Population Ageing: A Threat to European Welfare?
Population ageing is a global phenomenon, but it began earlier in Europe than in the rest of the world. By 2000, the share of the European population above 65 years was 17 percent – a share that the global population is calculated to reach around 2050. Until recently, the increasing share of the elderly has been compensated for by a declining share of the young, leaving the share in working age roughly constant. Now the share in working age is becoming smaller, and this poses serious challenges to the social welfare systems developed in Europe over the past century. This is a very serious threat to the universalistic welfare states of the Nordic countries, but it poses an equally serious difficulty for those countries in Europe where a larger share of elderly care is performed by the family. In fact, all countries in Europe will face challenges providing pensions, health care and elderly care as the share of elderly increases in the face of a shrinking workforce. At today’s rates, the situation will likely be even more serious for southern European countries, where we see the most rapid population ageing.
A welfare state such as that found in the Nordic countries and, to varying degrees, throughout the rest of Europe, is characterised by the costs of the elderly being covered largely by the public sector, which, in turn, is financed through tax revenues.
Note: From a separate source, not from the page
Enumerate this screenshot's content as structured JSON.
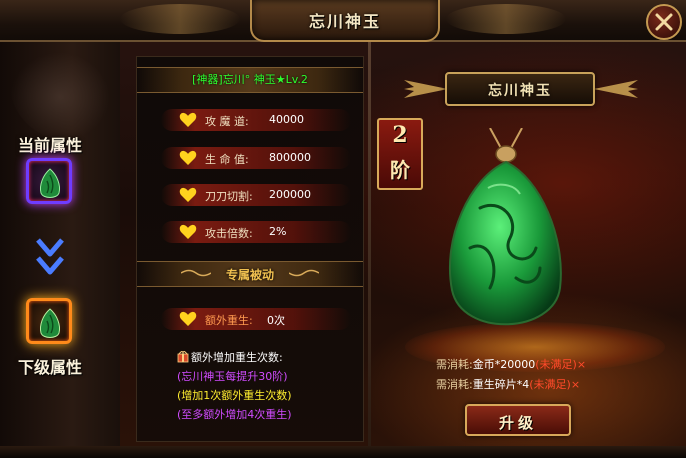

This implies that the collective wages of the workforce provide an important foundation upon which the system is financed. If costs within the public sector rise, such as is the case when the share of elderly increases, then the tax base must grow or the taxation levels increase. Taxes in Europe, in general, and the Nordic countries in particular, are already quite high in an international perspective, leading our attention towards other solutions. The question then arises as to what other solutions are available to cover these increasing costs.